The
Phony Car Tax "Cap"
Moody's
may have been impressed when lawmakers capped car tax
reimbursements at $950 million forever, but there's
nothing to stop a future legislature from changing
its mind.
Virginia’s
best-in-the-nation credit rating is secure for now.
The one rating agency that had expressed concern
about the Commonwealth’s financial condition,
Moody’s Investors Service, has been placated by
the recent actions of the General Assembly.
A
major factor in Moody’s decision to take Virginia
off its watch list was the statute capping future
appropriations for car tax relief at $950 million a
year. As noted in a column last month, this practice
of attempting to bind or appearing to bind future
legislative sessions is a dangerous one.
Because
the General Assembly cannot bind itself to act in a
particular way in the future, this type of statute
is deceptive. What the legislature did in writing
into law language that, by its terms, mandates a
permanent limitation on what future legislatures can
appropriate is nothing more than eyewash.
The
statutory car tax relief cap has been sold as
something substantive. It is intended to have a
concrete effect on future budgets, even though
future legislatures can ignore it.
The
original car tax relief legislation has the same
flaw. In unequivocal language, it mandates future
appropriations for car tax reimbursements to
localities. The Virginia Constitution doesn’t
permit this kind of legislation.
The
problem is that words don’t mean what they say
when the legislature enacts such language. If
that’s the case, then why are such laws enacted?
One
reason is that politicians want to appear to be
solving a problem even if they really aren’t. The
citizens of Virginia should insist on a better
practice.
Political
accountability depends on clarity and transparency.

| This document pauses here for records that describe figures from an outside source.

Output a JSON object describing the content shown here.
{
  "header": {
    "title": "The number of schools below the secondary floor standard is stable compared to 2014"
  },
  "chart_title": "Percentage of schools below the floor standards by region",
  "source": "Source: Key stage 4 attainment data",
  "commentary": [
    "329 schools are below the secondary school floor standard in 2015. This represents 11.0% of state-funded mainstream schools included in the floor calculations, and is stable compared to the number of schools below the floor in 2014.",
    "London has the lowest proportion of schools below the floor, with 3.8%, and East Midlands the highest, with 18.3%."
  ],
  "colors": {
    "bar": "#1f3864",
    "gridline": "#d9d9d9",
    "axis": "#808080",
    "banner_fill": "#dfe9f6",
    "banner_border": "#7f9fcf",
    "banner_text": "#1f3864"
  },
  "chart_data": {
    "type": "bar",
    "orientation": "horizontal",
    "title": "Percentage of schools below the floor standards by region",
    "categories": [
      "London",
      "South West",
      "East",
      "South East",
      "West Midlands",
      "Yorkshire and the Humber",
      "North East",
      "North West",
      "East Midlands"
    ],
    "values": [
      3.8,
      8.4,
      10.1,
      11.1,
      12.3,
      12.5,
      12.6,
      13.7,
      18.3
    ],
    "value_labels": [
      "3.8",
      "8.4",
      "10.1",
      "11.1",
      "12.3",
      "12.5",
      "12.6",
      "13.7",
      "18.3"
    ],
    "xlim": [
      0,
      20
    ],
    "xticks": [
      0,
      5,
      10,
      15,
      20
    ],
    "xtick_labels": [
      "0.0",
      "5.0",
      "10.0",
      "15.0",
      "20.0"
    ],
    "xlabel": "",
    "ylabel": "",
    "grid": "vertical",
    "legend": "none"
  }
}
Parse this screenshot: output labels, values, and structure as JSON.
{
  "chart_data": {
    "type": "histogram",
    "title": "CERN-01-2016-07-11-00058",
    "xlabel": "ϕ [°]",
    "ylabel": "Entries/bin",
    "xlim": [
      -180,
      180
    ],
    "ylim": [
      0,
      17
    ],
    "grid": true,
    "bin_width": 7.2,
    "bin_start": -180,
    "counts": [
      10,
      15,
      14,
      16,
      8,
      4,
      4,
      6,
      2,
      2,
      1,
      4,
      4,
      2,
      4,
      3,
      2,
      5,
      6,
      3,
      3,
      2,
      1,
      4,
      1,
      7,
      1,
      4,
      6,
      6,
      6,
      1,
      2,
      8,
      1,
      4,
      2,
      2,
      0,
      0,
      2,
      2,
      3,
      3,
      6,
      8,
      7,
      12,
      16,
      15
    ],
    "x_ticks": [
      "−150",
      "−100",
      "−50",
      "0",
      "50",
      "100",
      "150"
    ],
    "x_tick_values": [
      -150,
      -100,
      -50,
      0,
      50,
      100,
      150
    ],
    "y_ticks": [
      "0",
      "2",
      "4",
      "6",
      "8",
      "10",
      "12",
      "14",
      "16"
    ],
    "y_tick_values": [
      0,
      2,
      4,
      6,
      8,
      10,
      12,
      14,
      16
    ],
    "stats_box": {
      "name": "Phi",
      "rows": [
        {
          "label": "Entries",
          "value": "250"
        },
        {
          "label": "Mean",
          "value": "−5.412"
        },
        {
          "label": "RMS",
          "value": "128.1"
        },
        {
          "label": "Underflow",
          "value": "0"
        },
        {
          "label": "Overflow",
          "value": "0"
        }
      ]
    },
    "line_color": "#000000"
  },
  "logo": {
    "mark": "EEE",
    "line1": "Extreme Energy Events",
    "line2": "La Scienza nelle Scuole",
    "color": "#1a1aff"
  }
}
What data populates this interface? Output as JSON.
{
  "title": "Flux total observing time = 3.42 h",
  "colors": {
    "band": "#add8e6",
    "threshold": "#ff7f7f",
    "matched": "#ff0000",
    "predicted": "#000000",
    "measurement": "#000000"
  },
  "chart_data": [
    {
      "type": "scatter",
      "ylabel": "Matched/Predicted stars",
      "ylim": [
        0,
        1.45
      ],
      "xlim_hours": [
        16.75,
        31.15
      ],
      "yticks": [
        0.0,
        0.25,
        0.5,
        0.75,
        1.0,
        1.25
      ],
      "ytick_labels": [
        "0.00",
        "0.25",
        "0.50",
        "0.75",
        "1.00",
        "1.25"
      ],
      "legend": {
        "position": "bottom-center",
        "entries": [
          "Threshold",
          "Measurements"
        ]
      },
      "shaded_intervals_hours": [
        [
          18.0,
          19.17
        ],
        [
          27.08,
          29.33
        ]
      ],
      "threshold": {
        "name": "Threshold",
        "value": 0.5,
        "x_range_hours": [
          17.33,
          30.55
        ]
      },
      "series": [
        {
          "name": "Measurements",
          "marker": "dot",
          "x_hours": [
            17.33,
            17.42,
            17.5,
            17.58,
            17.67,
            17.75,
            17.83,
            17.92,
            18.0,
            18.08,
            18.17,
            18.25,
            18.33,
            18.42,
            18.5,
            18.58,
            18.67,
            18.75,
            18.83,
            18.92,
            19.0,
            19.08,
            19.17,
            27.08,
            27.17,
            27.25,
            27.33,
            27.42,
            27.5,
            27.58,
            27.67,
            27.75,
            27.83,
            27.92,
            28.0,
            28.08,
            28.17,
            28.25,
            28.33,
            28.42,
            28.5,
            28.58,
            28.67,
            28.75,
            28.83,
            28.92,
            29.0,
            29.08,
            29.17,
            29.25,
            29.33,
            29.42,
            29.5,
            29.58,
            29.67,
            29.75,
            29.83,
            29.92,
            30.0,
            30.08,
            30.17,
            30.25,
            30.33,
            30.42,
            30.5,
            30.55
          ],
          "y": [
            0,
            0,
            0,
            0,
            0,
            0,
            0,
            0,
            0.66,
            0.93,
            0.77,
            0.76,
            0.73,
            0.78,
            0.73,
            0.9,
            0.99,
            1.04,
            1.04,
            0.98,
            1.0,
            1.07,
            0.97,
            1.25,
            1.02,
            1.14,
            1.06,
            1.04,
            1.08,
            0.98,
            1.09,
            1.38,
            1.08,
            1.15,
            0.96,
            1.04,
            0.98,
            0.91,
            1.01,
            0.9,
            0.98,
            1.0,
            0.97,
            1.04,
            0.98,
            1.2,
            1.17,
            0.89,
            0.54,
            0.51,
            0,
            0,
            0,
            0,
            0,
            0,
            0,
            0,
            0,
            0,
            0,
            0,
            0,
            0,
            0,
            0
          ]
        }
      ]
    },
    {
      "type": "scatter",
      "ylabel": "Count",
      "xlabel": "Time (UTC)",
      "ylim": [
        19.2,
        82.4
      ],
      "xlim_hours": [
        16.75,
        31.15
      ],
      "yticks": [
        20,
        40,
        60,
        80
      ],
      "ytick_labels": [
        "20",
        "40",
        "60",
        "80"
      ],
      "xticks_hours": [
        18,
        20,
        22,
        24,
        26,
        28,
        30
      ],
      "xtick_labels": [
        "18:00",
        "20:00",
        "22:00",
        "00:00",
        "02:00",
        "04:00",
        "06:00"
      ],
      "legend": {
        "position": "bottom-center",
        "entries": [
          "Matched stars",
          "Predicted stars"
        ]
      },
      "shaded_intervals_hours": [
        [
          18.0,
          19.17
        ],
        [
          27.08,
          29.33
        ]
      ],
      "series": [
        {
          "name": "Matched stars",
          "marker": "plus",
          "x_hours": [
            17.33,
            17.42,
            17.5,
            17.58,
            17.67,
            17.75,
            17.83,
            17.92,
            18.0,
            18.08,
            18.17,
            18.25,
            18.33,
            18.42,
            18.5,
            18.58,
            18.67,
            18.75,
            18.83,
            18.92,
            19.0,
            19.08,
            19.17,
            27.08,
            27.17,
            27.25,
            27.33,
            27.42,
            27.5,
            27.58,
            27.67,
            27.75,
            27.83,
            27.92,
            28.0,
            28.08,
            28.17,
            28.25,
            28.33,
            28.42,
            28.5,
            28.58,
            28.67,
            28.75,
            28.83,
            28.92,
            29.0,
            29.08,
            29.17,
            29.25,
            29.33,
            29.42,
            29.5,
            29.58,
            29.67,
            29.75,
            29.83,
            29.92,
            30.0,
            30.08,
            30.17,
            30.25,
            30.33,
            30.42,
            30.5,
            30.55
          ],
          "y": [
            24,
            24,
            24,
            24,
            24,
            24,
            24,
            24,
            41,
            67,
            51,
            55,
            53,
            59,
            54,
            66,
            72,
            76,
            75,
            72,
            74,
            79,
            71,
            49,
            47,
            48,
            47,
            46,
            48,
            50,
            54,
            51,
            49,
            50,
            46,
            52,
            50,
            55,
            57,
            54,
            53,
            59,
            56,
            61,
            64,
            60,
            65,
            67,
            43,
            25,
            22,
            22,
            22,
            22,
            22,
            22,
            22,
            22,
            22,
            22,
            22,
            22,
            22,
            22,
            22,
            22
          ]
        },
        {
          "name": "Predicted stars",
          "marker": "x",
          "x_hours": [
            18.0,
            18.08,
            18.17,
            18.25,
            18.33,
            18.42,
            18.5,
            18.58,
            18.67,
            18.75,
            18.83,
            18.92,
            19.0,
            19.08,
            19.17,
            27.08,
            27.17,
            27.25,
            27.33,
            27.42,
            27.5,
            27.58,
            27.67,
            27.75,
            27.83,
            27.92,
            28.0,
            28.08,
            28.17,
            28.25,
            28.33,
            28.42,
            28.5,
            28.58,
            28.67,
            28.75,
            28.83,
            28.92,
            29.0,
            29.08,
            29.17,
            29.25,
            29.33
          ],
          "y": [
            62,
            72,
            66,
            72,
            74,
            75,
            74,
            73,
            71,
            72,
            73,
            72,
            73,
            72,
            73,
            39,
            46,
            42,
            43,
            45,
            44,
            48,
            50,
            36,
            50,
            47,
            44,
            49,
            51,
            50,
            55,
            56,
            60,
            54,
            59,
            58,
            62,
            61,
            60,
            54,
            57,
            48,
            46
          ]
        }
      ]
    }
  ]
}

Doubletalk and confusion make it more difficult to
hold elected officials accountable.
Moody’s
was influenced by the car tax relief cap because it
believed that it would have an effect on the General
Assembly when it convenes in January 2006 to enact
another two-year budget. The appropriations act
passed in 2006 can include whatever reimbursement to
localities for car tax relief the General Assembly
chooses.
There
is not even a requirement that a future session of
the General Assembly formally amend or repeal the
$950 million a year car tax relief cap. This
conflicting language of the appropriations act will
automatically amend the cap as a matter of law.
Yet,
the statutory language permanently restricting what
may be appropriated for car tax relief will remain
in the Code. This is misleading and destructive of
public confidence.
When
elections are held next year, the voters have every
right to insist that candidates tell them how state
revenues will be spent and whether additional taxes
are needed. The next General Assembly will write a
budget without having its hands tied.
How
should the car tax burden be dealt with? What the
General Assembly did in 1999 when it first provided
for reimbursements to localities for car tax relief
and what it did this year to limit those
appropriations did not solve the problem.
Contrary
to what state Sen. John Chichester has said, the cap
enacted this year accomplished nothing for the
future except to provide empty statutory words.
We’re still looking for a solution.
The
reimbursement method should be scrapped. The
principal reason is that it is constitutionally
impossible to lock in a permanent reimbursement
schedule. A more straightforward approach is needed.
If
the General Assembly wants to cap spending, it
should not limit itself to car tax relief. It should
deal with the problem comprehensively.